His 2012 Spring Training has been a complete 180-degree turn from that maligned 2011 season; can he sustain it? I think so. My reasoning after the jump.
- Conditioning. Prior to his dominant 2010 (which I do feel was dominant despite the 3.62 ERA -- he posted a 3.4 K/BB ratio with sub-3.00 marks in FIP, xFIP, and SIERA while inducing 53.6% ground balls and allowing only nine homers), Liriano pitched in the Dominican Winter League and drew rave reviews. He failed to do so in 2011, and beyond that, didn't even follow the offseason workout plan the Twins created for him. He reported being healthy after pitching in the DWL this winter. And, despite the fact that he struggled, he came into Spring Training with some innings under his belt and we've yet to hear anything about how he mismanaged himself in the offseason.
- Velocity. In Liriano's best seasons, he's averaged 94.7mph (2006) and 93.7mph (2010) on his fastball. His other seasons have featured average velocities of 90.9 (2007), 91.7 (2008), and 91.8 (2010). Phil Mackey noted last week that Liriano's fastball velocity sat at 92mph in his March 18 start, and jumped to 94 at times. That he was already sitting at 92 and jumping to 94 would imply that his fastball averaged somewhere around the 92.5mph range that start, and with several more starts to continue building arm strength prior to, and early on during the season, there's a real chance for Frankie to get back to the 93+ range with his fastball. An increase in fastball velocity makes the pitch itself more difficult to hit, obviously, but also increases the effectiveness of his slider. Liriano threw his slider at roughly the same speeds in 2010 and 2011 (85.9 and 85.5, respectively), but his fastball velocity dropped 1.9mph. Fangraphs valued that slider as 0.92 runs above average per 100 pitches in 2011. That's respectable, but a noticeable drop from the 1.65 mark we saw from the 2010 slider that was paired with a more potent fastball.

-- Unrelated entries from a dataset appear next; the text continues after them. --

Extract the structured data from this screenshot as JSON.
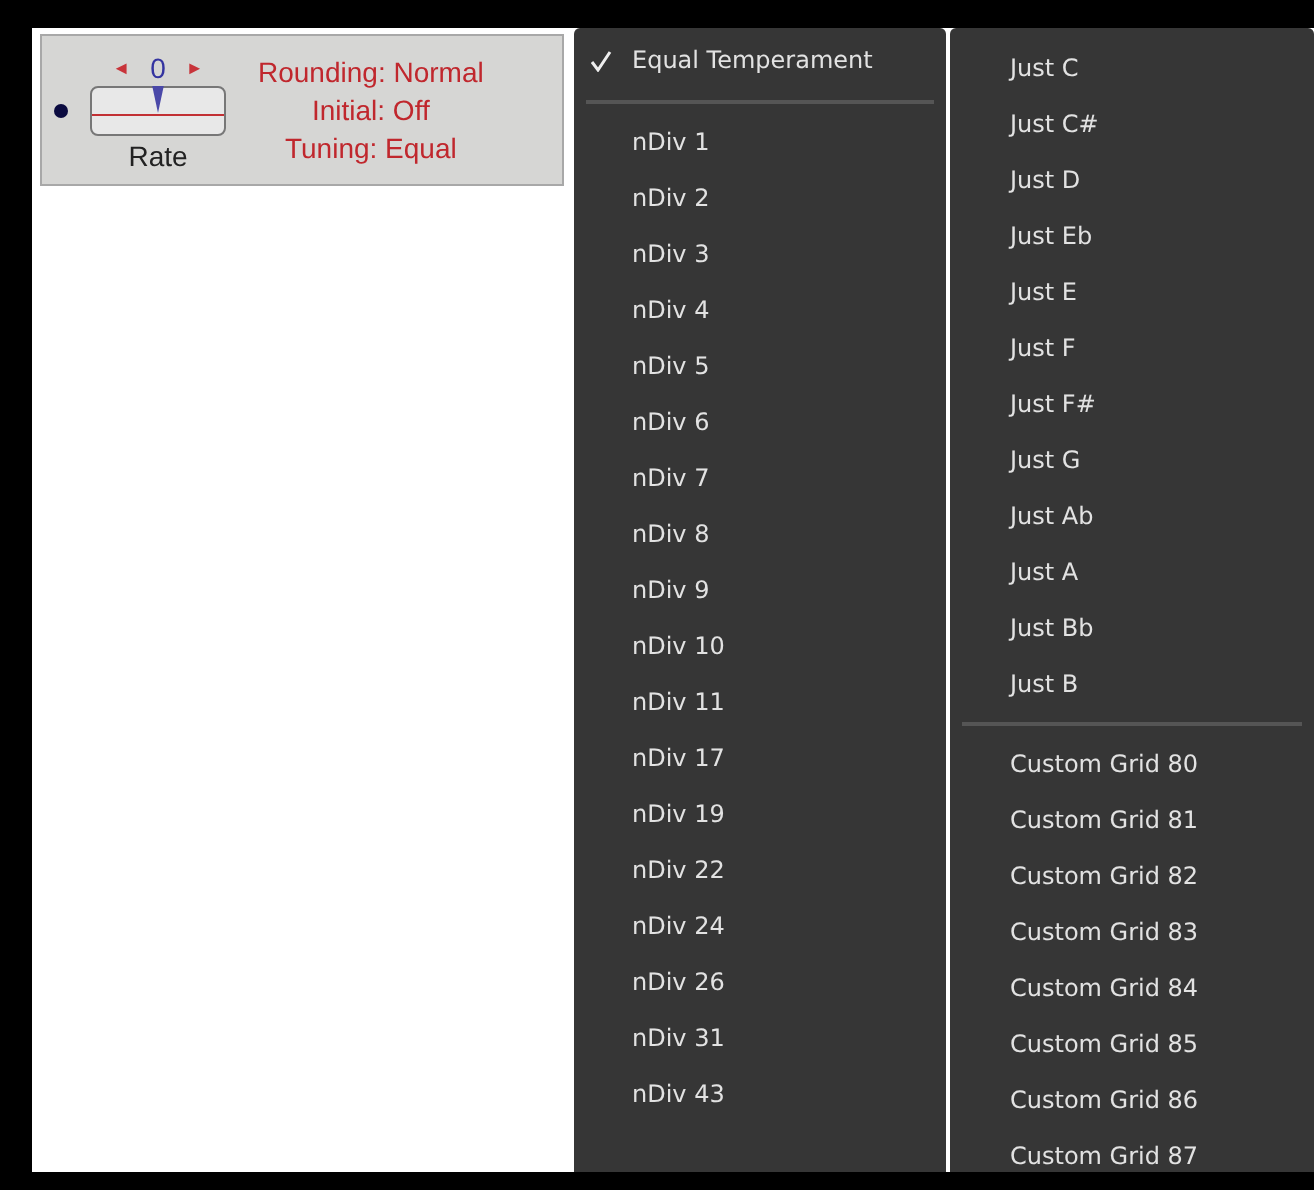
{
  "control": {
    "arrow_left": "◄",
    "value": "0",
    "arrow_right": "►",
    "label": "Rate",
    "level": 0.5,
    "status": [
      "Rounding: Normal",
      "Initial: Off",
      "Tuning: Equal"
    ]
  },
  "menu": {
    "sections": [
      [
        {
          "label": "Equal Temperament",
          "checked": true
        }
      ],
      [
        {
          "label": "nDiv 1",
          "checked": false
        },
        {
          "label": "nDiv 2",
          "checked": false
        },
        {
          "label": "nDiv 3",
          "checked": false
        },
        {
          "label": "nDiv 4",
          "checked": false
        },
        {
          "label": "nDiv 5",
          "checked": false
        },
        {
          "label": "nDiv 6",
          "checked": false
        },
        {
          "label": "nDiv 7",
          "checked": false
        },
        {
          "label": "nDiv 8",
          "checked": false
        },
        {
          "label": "nDiv 9",
          "checked": false
        },
        {
          "label": "nDiv 10",
          "checked": false
        },
        {
          "label": "nDiv 11",
          "checked": false
        },
        {
          "label": "nDiv 17",
          "checked": false
        },
        {
          "label": "nDiv 19",
          "checked": false
        },
        {
          "label": "nDiv 22",
          "checked": false
        },
        {
          "label": "nDiv 24",
          "checked": false
        },
        {
          "label": "nDiv 26",
          "checked": false
        },
        {
          "label": "nDiv 31",
          "checked": false
        },
        {
          "label": "nDiv 43",
          "checked": false
        }
      ]
    ]
  },
  "submenu": {
    "sections": [
      [
        "Just C",
        "Just C#",
        "Just D",
        "Just Eb",
        "Just E",
        "Just F",
        "Just F#",
        "Just G",
        "Just Ab",
        "Just A",
        "Just Bb",
        "Just B"
      ],
      [
        "Custom Grid 80",
        "Custom Grid 81",
        "Custom Grid 82",
        "Custom Grid 83",
        "Custom Grid 84",
        "Custom Grid 85",
        "Custom Grid 86",
        "Custom Grid 87"
      ]
    ]
  }
}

- Command. Much has been made of Liriano's stellar K/BB ratio in this spring. Spring ERAs don't often tell a complete story, but the fact that Liriano has walked only three while fanning 23 in 18 innings does speak volumes about his seemingly rediscovered ability to locate pitches. The Spring Training stats section of the Twins' web site archives data from several years back, allowing us to gain some historical context. Liriano's K/BB ratio currently sits at a stellar 7.67. His 2011 mark was a pedestrian 2.55, while 2010 boasted a fantastic 6.0 mark. In 2009? 2.25. How about 2006? 7.0 (albeit in a seven-inning sample that's small even by Spring Training standards). Still, there's definite evidence to suggest a correlation between Liriano's ability to command his pitches in Spring Training and his full season results. Simply put, the good Liriano can get ahead of hitters with a solid fastball and finish them off with a dominant slider or change-up. The bad Liriano falls behind hitters and either puts them on base with free passes or is hit hard when forced to throw an underwhelming fastball that hitters can sit on.

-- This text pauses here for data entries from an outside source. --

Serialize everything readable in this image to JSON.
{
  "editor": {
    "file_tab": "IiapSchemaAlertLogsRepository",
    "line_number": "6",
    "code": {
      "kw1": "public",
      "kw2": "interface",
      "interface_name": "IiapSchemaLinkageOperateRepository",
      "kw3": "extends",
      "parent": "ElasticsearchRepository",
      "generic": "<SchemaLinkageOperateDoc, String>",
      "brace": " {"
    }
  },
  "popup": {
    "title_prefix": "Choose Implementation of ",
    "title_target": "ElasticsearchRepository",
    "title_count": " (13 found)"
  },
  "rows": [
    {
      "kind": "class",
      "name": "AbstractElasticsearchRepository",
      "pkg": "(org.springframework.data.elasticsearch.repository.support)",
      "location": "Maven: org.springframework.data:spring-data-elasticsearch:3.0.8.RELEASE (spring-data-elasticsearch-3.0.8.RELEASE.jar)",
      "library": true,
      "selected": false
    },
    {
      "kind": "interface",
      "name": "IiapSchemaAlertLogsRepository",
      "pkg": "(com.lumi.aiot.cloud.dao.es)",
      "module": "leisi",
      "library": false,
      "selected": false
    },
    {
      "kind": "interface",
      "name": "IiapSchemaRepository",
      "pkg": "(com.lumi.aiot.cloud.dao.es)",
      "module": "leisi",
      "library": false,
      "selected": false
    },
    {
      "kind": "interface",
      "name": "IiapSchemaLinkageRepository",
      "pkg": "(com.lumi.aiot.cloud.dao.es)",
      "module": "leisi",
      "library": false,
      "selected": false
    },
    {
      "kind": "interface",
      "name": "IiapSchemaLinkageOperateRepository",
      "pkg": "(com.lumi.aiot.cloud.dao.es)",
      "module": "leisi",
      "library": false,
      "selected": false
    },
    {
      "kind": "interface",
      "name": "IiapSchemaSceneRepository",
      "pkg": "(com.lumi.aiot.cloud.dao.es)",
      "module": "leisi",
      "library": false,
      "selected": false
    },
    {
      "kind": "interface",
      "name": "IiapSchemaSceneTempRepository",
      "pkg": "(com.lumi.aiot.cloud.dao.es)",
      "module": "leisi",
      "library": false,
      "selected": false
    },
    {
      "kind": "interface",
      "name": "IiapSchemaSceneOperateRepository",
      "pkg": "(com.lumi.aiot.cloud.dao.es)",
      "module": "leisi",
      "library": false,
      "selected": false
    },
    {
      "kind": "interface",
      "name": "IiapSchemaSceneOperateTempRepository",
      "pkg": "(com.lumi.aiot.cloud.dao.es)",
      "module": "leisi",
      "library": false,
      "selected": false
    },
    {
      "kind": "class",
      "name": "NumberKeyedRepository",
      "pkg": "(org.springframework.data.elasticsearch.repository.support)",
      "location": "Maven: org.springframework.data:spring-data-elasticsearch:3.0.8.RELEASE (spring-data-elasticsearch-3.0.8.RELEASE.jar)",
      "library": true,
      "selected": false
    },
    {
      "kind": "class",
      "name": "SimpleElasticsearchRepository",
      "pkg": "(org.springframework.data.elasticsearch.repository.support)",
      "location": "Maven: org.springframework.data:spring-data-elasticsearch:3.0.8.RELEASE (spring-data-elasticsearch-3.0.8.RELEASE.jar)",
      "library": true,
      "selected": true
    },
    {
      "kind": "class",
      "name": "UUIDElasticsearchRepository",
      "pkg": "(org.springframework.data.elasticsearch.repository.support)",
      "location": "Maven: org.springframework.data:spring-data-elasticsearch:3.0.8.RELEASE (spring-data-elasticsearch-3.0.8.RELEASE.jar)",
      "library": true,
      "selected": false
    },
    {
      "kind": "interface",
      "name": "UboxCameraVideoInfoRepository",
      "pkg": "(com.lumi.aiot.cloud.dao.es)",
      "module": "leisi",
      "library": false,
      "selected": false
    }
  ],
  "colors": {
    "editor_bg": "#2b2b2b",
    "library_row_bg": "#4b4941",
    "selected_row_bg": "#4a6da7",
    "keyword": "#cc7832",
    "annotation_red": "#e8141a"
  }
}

It's going to take a lot more than an effective Francisco Liriano to turn this team around and give them a real shot at contention, but it'd be a big step in the right direction. Fangraphs valued Liriano at a paltry one win above replacement in 2011, while he was worth a superb six wins in 2010. If his stellar K/BB ratio in 2012 is the harbinger of another great season, the Twins should see significant improvement thanks to his dominance. And if the rest of the team falters, you can rest assured that they'll still have one of the most sought after trade chips come July 31 if Liriano is dealing as he did in the seasons where he was more Jekyll than he was Hyde.